Image of intestines.

Acoustic cluster therapy plus chemotherapy led to greater tumor shrinkage than chemotherapy alone in a phase 1 trial for colorectal liver metastases.

The addition of acoustic cluster therapy to chemotherapy showed added benefit over chemotherapy alone in hard-to-treat patients with liver metastases of colorectal origin in the phase 1 ACTIVATE trial, according to a news release from Exact Therapeutics.

Tumor shrinkage was greater with acoustic cluster therapy plus chemotherapy, reducing by 29% in diameter, compared with chemotherapy alone with a 7% reduction in the same patient population, all of whom responded to chemotherapy.

"I am excited about the data from the ACTIVATE trial, which yet again underscore the attractive therapeutic proposition from our proprietary [acoustic cluster therapy] technology,” Per Walday, CEO of Exact Therapeutics, said in the news release. “The strength of the response to treatment, the safety profile and its non-invasive nature points to a unique and highly differentiated therapeutic regimen. We continue our efforts to bring [acoustic cluster therapy] to [patients with cancer] as fast as possible. Building on the momentum of the ACTIVATE study, we are excited to be approaching the first patient dosing in our phase 2 ENACT trial in locally advanced pancreatic cancer."

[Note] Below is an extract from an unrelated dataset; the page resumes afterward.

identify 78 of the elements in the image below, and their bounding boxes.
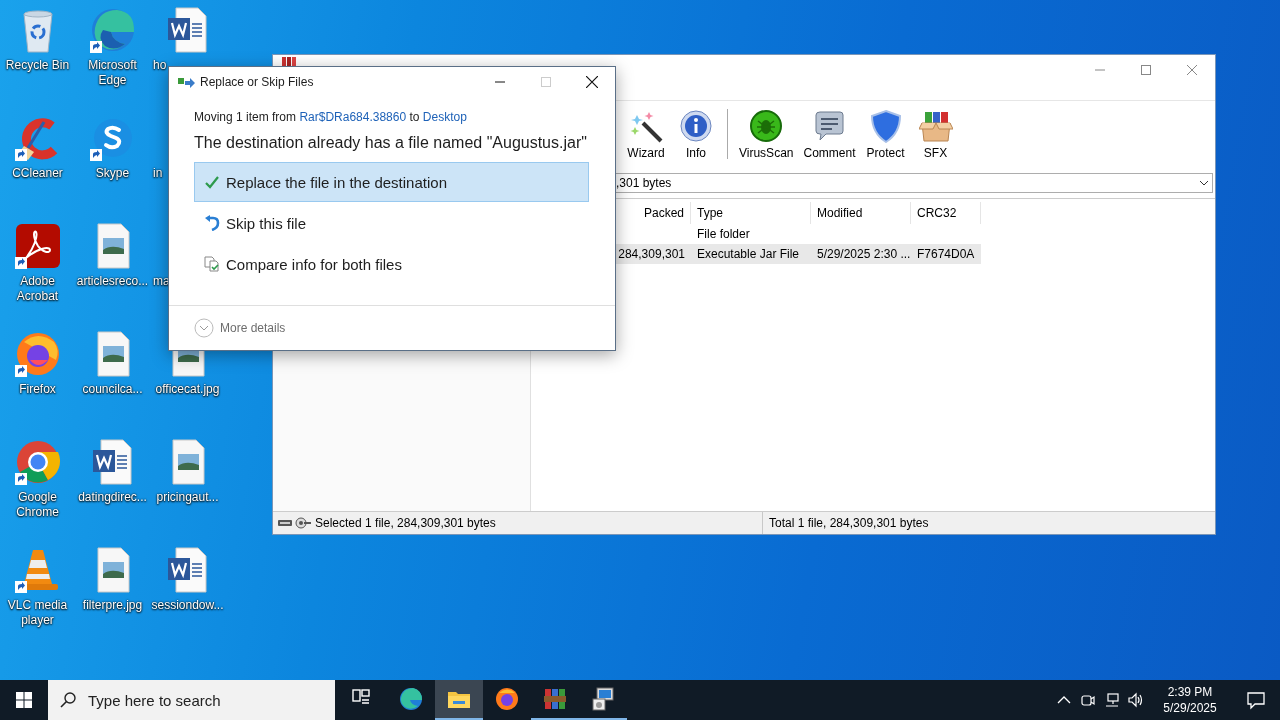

In addition, acoustic cluster therapy using the proprietary agent PS101 showed a clear dose-response relationship, meaning higher doses were linked to greater therapeutic effects.

Patients receiving 40 microliters per kilogram (µl/kg) of PS101 had significantly greater tumor shrinkage than those given 20 µl/kg. Among patients responding to chemotherapy in control lesions, three of four treated with 40 µl/kg of PS101 had tumors shrink more than 30% in diameter. Overall, six of nine patients receiving acoustic cluster therapy with chemotherapy showed tumor shrinkage. PS101 was safe and well tolerated with chemotherapy.

According to the release, these positive results proved the proof of principle for the clinical application of acoustic cluster therapy technology and offer support for initiating the phase 2 ENACT study in pancreatic cancer.

Trial data is planned to be published and presented at future medical conferences.

What is Acoustic Cluster Therapy, and What Does it Mean?

Acoustic Cluster Therapy uses PS101, given intravenously (through the vein) and activated by ultrasound over a target area. PS101 contains tiny clusters of gas microbubbles and microdroplets, and high-frequency ultrasound causes these to form larger bubbles that temporarily block capillaries. Then, low-frequency ultrasound makes the bubbles oscillate, improving delivery of chemotherapy to the targeted tissue.

According to the trial’s clinicaltrials.gov listing, PS101-mediated acoustic cluster therapy may enhance the delivery of an anticancer agent to the ultrasound-targeted area. Preclinical studies suggest it could provide meaningful benefit without significant added toxicity.

Phase 1 ACTIVATE Trial in Colorectal Liver Metastases

ACTIVATE is a phase 1, multi-center trial testing the safety, tolerability and early anti-cancer effects of acoustic cluster therapy combined with chemotherapy (FOLFOX or FOLFIRI) in patients with colorectal liver metastases. As per the news release, each patient serves as their own control by comparing tumor response in acoustic cluster therapy-treated lesions versus chemotherapy-only lesions. Response was evaluated at week eight by blinded central review. The trial enrolled 11 difficult-to-treat patients in the UK, with 9 being evaluable.

Depending on the phase 1 results, the study may expand to include patients with liver metastases from colorectal and pancreatic cancer.

"Today's update marks the successful completion of the ACTIVATE trial,” chief medical officer of Exact Therapeutics, Amir Snapir said in the news release. “The results give us great confidence in the treatment potential of the [acute cluster therapy] technology for patients with solid tumors."